Die Polizei in Oslo erklärte am Samstag, der Schütze namens Anders Behring Breivik habe womöglich eine halbe Stunde Zeit gehabt, um das Blutbad unter den Jugendlichen anzurichten. Ein Sondereinsatzkommando sei nach der Explosion in Oslo in Bereitschaft versetzt worden.
„Es dauert, so lange wie es dauert, schnell dorthin zu fahren“,
sagte Johan Fredriksen von der Polizei über die Anfahrtszeit des
Sondereinsatzkommandos. Der Schütze hatte bis zu seiner Festnahme
mindestens 84 Menschen auf der Insel getötet und dabei offenbar
mehrere Schusswaffen verwendet.
Keine Chance
Die norwegische Insel Utöya ist klein, gerade einmal 500 Meter lang, von Kiefern bewachsen. Als der Attentäter am Freitag zu schießen beginnt, bleiben den Teenagern im Sommerlager der sozialdemokratischen Regierungspartei nicht viele Chancen zur Flucht. Viele von ihnen stürzen sich ins Wasser und versuchen, dem Angriff auf diesem Weg zu entkommen.
„Ich sah, wie sie ins Wasser sprangen, rund 50 Leute schwammen in Richtung Land“, sagt die 42-jährige Anita Lien, die am Tyrifjord-See lebt, wenige hundert Meter von Utöya entfernt. „Die Leute weinten, zitterten, waren völlig verängstigt. Und sie waren so jung, 84 Menschen entkommen nicht und fallen den Schüssen zum Opfer.
Ein Ausweis
Ein Wachmann schildert, wie es dem Attentäter gelungen ist, auf die Insel zu gelangen. Der Mann habe sich als Polizist ausgegeben und sei in einem silbergrauen Wagen vorgefahren. „Er steigt aus dem Auto aus und zeigt seinen Ausweis“, schildert Simen Braenden Mortensen die Szene der Tageszeitung „Verdens Gang“.
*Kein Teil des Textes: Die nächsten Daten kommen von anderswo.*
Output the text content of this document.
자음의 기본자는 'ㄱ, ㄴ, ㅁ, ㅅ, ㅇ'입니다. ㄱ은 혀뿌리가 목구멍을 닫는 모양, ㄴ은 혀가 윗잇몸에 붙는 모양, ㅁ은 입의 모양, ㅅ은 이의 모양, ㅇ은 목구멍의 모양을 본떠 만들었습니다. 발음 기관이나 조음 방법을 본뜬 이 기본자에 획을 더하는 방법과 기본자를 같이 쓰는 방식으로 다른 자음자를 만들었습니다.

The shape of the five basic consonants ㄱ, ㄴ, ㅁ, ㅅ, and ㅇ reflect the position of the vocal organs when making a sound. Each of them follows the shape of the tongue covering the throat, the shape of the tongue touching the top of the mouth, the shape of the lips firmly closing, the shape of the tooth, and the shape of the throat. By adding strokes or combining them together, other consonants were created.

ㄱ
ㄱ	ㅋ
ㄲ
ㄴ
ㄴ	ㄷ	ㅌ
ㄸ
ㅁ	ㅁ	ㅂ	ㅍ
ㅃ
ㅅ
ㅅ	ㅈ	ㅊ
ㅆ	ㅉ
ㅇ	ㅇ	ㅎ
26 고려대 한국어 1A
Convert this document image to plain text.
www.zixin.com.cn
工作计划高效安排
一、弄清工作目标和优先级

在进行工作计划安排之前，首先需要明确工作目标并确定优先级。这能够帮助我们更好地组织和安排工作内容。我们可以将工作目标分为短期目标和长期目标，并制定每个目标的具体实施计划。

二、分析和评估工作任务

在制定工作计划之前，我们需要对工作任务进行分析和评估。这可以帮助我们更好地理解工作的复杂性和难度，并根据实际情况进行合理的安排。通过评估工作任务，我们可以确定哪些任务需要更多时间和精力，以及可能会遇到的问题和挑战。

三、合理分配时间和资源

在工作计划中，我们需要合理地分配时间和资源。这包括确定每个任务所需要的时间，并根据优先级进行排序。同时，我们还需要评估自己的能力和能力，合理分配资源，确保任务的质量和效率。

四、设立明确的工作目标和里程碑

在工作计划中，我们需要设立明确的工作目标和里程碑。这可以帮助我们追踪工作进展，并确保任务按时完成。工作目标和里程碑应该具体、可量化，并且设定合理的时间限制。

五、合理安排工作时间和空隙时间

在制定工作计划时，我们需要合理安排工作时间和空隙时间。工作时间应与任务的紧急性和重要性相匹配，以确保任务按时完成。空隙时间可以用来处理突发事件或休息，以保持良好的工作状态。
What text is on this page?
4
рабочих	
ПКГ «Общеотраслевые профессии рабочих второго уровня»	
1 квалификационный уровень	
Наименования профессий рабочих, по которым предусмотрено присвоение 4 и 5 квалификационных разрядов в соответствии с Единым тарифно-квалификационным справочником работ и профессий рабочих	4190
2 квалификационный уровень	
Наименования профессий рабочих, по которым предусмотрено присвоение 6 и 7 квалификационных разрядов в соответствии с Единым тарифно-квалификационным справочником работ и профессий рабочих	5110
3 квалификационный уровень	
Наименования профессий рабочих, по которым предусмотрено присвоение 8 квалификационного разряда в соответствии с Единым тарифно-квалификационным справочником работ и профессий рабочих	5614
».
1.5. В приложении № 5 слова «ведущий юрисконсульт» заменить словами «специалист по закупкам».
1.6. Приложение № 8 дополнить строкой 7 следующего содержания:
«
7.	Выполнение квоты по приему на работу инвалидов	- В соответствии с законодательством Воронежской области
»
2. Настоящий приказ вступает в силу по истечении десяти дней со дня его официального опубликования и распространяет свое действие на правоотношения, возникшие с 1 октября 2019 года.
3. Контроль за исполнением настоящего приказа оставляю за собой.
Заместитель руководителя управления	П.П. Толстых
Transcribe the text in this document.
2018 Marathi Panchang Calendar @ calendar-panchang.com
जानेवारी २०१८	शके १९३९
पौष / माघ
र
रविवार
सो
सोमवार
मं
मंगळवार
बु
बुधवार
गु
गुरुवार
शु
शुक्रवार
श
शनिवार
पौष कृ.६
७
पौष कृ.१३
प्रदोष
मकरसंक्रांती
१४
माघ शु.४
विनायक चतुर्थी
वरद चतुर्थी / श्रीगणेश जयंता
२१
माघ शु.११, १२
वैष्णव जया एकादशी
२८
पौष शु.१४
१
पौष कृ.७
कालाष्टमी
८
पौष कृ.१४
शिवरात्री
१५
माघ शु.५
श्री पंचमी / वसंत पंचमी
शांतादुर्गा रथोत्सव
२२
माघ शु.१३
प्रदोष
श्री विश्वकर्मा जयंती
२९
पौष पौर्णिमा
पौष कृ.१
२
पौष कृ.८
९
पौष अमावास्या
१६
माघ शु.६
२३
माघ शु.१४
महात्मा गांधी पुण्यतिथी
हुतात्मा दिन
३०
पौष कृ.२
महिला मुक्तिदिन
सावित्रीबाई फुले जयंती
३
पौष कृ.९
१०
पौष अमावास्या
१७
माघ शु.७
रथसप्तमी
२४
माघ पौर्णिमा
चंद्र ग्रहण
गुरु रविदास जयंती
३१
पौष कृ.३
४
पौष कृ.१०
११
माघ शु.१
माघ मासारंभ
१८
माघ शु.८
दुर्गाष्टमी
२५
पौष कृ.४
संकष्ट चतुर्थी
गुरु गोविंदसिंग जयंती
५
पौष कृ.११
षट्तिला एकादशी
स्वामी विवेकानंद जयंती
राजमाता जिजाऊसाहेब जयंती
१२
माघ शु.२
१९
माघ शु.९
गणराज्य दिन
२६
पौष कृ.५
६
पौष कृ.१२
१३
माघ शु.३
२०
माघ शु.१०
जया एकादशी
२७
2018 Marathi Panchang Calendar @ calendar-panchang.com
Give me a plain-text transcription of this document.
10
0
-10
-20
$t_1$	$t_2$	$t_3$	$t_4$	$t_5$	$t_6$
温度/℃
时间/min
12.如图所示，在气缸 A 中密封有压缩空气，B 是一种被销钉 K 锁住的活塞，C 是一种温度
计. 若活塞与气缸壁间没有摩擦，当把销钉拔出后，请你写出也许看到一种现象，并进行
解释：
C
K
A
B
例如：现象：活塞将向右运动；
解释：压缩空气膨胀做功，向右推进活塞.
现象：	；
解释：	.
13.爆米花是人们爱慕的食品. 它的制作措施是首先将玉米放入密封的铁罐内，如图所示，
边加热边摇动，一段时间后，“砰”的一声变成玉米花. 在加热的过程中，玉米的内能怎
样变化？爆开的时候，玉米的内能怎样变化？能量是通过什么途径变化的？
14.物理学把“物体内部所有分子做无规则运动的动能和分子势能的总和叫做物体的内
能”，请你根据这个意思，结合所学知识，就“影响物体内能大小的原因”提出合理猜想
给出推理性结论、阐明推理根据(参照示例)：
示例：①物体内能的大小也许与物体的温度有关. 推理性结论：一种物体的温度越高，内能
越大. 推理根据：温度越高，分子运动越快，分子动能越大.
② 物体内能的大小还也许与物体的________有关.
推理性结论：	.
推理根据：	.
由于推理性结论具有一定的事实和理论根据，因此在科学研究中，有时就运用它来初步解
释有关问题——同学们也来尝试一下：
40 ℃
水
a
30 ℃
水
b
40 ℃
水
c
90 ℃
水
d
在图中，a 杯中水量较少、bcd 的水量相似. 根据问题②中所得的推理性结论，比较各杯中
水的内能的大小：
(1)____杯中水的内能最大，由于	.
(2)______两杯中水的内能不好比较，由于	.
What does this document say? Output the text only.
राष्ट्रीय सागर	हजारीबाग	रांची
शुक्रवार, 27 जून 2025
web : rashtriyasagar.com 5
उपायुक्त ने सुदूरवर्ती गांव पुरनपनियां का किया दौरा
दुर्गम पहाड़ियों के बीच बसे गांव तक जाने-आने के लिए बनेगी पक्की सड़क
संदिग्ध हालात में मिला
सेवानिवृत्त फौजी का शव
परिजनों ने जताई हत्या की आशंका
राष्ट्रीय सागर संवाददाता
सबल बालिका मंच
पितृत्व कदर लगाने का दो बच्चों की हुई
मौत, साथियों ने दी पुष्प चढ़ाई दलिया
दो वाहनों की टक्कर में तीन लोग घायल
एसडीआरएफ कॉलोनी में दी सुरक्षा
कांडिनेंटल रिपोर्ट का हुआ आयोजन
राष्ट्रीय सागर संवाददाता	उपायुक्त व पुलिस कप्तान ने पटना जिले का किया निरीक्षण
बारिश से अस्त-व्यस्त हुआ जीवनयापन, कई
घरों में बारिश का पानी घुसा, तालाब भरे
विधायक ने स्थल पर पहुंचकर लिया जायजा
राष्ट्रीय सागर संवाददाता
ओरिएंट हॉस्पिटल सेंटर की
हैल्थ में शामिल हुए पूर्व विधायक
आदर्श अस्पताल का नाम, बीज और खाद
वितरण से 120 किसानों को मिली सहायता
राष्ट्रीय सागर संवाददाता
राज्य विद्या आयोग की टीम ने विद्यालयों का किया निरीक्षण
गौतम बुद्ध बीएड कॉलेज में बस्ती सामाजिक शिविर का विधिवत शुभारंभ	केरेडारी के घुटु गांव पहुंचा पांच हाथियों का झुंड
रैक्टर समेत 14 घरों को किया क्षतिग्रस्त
„Er sagt, er sei geschickt worden, um die Sicherheit zu überprüfen. Dass das eine reine Routine sei nach dem Terroranschlag in Oslo.“ Im Zentrum der Hauptstadt war wenige Stunden zuvor vor einem Regierungsgebäude mit einem Büro des Ministerpräsidenten eine Bombe explodiert und hatte mindestens sieben Menschen getötet. „Das machte alles einen normalen Eindruck“, sagt Mortensen weiter. „Es wird ein Boot gerufen und das bringt ihn hinüber nach Utöya. Wenige Minuten vergehen, dann hörten wir die Schüsse.“
Leute schreien
Ein Teenager verfolgt die Ereignisse vom Festland aus: „Wir hörten die Leute schreien, es war furchtbar“, erzählt der dem britischen TV-Sender Sky. „Viele winkten zu uns herüber.“ Anrainer des Sees rücken mit ihren Booten aus, um Teenager aus dem Wasser zu retten. „Ich habe mit meinem Boot viele Leute von der Insel herübergeholt“, sagt ein Mann, der in einem weißen Haus am Ufer lebt. „Ich habe viele Verletzte gesehen.“
Am frühen Samstagmorgen verlässt eine Ambulanz das Seengebiet nordwestlich von Oslo und bringt ein Opfer weg. Vor einem nahegelegenen Hotel fährt Auto um Auto vor. Tief besorgte Angehörige steigen aus, um hier die Überlebenden zu treffen, die von der Insel herübergebracht wurden. Die Polizei sucht noch immer das Eiland und den See ab, von Booten und auch Hubschraubern aus. Rettungsfahrzeuge stehen bereit. die Lichtkegel von Suchscheinwerfern gleiten in der Dunkelheit langsam über das Wasser.
Unscheinbarer Typ
Anders Behring Breivik stammt aus Norwegens Hauptstadt und wird der rechts-nationalistischen Szene zugeordnet. Der Facebook-Seite zufolge, die wie andere Internetquellen von der Netzgemeinde noch in der Nacht zum Samstag aufgespürt und gesichert wurde, ist er christlich und konservativ, geht gerne jagen und spielt „Worlds of Warcraft“. Er soll mindestens zwei registrierte Waffen besitzen.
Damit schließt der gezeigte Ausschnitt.